3 minutes ago, UrgentSiesta said:

Nope. His clear implication is that people are choosing MSFS because it's superior (e.g., the "hard core" comments). It's clear to see via other easily available market statistics that people frequently prefer lower quality products.

He asserted that for a couple of reasons. 2.6% of respondents using a console and the fact that it is often said that the xbox market is the more gamer/casual one. 2 thirds of respondents use navigraph charts, which is an expensive service one has to renew yearly. He looking at this data and concluding that most people who take the survey are what we would call hardcore or serious simmers. You are coming up with your own interpretation of what he THINKS that might mean.

As for people prefering lower quality products, that is usually due to them costing less. Until very recently, MSFS has had price parity with its competition (outside of optional upgrades). Now let us cut to the chase. A big reason for MSFS dominance is because it has the best QUALITY graphics. It trades blows with the other sims in various aspects but the big draw, the big eye catcher is the fact that it looks the best almost across the board. That is still quality no matter what culinary comparisons Austin chooses to make lol.

5800X3D. 32 GB RAM. 1TB SATA SSD. 3TB HDD. RX  9070XT.

2 hours ago, MM said:

It is possible (but not certain) that we are getting data heavily weighted by committed simmers who fly almost daily jet transport flights in complex Boeing/Airbus simulations using state-of-the-art hardware and Navigraph charts and flightplanning tools.

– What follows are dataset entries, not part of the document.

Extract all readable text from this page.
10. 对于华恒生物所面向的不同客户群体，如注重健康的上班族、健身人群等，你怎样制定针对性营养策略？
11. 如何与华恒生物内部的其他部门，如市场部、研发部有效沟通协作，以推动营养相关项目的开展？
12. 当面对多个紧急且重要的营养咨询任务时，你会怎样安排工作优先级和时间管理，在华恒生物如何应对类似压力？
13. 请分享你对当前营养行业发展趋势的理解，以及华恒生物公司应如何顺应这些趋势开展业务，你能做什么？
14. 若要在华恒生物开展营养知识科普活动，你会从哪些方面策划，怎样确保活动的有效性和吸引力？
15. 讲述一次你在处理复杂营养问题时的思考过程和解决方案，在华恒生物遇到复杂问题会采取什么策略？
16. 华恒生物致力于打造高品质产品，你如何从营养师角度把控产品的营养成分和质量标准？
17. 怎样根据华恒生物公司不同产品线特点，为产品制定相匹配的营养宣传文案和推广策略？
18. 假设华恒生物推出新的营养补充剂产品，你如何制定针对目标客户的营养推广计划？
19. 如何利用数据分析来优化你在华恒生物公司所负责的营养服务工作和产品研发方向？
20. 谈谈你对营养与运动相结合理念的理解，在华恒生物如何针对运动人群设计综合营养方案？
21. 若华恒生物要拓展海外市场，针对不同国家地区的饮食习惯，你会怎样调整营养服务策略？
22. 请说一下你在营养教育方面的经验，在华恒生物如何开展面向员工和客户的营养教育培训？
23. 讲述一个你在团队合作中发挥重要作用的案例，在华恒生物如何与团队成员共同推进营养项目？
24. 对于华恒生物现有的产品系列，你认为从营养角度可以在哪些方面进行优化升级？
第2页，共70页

All you need to look at to gauge what kind of simmers predominantly participates in the survey is the huge amount of simmers in the survey who use Navigraph services, including the paid ones like Charts. The survey obviously reaches Navigraph customers first and foremost, and those are usually not 'gamers' but SeriousSimmers™ given that these services are completely unappealing to anyone who just 'goofs around' a bit in the sim but targeted at people who are willing to subscribe to get real world flying resources. This also explains why just 2.6% of the participants are on Xbox, and it's not a surprise that aspects like realism, systems depth, accurate weather simulation, etc. are valued highest among participants.

This would look different if, say, Microsoft did a survey. I think it's obvious that these results are biased towards the hardcore simmers.